Succession of a Southern Appalachian Mountain Wetland Six Years following Hydrologic and Microtopographic Restoration

Authors


Address correspondence to I. M. Rossell, email irossell@unca.edu

Abstract

Microtopography, which is known to play a key role in the structure and function of wetland communities, is receiving increasing attention in wetland restoration projects. One goal of the Tulula Wetlands Mitigation Bank, which was the first large-scale wetland restoration project in the Blue Ridge Province, was to restore the microtopography in a degraded swamp forest–bog complex. This wetland type has become increasingly rare in the southern Appalachians and is characterized by a distinct microtopography of depressions and low ridges.
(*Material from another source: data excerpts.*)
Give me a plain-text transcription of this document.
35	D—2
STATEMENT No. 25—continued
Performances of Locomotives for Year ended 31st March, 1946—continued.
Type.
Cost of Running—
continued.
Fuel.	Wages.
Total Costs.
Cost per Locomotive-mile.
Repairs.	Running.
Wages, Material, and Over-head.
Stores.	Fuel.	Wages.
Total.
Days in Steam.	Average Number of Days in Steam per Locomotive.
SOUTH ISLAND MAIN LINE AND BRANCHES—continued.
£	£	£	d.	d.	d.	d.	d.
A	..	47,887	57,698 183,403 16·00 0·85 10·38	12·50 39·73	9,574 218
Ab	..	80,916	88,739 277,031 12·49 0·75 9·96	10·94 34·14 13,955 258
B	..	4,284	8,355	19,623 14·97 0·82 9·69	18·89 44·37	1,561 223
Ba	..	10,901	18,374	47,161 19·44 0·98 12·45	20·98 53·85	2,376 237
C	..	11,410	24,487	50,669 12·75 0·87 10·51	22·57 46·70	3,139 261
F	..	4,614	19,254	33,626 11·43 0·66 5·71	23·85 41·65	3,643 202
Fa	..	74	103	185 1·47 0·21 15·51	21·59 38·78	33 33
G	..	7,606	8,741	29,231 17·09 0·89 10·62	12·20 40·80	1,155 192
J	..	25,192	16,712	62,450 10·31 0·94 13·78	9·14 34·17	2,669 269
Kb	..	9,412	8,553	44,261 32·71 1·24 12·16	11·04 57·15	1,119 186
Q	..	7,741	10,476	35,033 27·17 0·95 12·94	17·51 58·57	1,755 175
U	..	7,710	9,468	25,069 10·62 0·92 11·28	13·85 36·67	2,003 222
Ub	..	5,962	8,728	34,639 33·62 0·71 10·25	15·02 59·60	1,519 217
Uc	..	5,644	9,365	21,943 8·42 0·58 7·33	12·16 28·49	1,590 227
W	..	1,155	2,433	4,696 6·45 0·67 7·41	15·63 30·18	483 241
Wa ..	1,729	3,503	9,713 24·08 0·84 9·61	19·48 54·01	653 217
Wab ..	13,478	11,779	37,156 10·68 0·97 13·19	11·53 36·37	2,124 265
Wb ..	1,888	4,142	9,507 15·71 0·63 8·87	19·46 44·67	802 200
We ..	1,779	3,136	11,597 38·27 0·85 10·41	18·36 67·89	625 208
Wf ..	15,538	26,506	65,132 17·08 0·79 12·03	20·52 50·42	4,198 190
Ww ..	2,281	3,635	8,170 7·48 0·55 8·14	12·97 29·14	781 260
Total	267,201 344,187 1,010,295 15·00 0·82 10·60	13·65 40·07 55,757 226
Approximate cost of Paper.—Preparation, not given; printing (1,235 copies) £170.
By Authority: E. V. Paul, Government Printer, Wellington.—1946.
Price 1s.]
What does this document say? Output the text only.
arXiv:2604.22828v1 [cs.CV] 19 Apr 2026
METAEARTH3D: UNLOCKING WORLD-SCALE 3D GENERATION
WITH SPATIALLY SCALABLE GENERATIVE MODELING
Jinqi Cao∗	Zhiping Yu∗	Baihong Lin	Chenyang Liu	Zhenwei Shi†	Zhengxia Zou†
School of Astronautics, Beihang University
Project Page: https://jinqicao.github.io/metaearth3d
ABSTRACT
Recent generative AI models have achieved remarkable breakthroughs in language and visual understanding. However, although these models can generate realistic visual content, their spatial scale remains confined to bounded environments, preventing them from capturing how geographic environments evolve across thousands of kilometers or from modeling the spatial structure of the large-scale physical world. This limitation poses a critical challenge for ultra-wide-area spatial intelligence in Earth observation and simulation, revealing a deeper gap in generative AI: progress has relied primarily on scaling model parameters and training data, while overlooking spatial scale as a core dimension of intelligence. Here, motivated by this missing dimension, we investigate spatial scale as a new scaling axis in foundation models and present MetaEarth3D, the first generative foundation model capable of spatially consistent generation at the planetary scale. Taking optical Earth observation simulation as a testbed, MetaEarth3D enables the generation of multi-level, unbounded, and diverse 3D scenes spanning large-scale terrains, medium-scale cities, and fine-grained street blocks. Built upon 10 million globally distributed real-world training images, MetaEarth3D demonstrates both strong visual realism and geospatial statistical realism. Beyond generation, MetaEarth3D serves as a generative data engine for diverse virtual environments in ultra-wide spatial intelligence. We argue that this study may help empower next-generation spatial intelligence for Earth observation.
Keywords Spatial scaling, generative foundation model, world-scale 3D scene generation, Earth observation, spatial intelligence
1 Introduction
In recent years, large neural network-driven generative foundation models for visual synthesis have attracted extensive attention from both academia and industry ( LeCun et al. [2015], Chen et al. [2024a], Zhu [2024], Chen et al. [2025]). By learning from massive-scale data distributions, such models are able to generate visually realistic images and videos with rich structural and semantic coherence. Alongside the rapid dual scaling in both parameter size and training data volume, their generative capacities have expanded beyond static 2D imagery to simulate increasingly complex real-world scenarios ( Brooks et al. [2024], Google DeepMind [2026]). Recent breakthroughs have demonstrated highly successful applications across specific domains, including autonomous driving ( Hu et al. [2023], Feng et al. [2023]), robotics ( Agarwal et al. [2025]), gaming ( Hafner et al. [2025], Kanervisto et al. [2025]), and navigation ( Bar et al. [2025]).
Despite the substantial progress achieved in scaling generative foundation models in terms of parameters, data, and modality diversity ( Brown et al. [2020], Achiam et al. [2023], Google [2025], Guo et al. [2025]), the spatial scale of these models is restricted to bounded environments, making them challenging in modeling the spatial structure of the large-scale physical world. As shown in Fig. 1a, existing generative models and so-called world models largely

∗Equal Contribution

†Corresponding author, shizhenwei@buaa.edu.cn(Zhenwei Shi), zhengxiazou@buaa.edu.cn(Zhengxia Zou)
We examined vegetation and soils in depression and ridge plots over a 6-year period, during which the hydrology and microtopography of the floodplain were restored. Our results showed that the flora of the depression and ridge plots differed, with greater coverage by obligate wetland species in the depression plots but greater overall taxonomic richness in the ridge plots. The edaphic characteristics that we measured varied very little during the study period. Creating microtopographic relief during the restoration of this wetland seems to have provided a variety of niches and may have increased the likelihood that the site will succeed back to a swamp forest–bog complex, rather than as a forested terrace of Tulula Creek.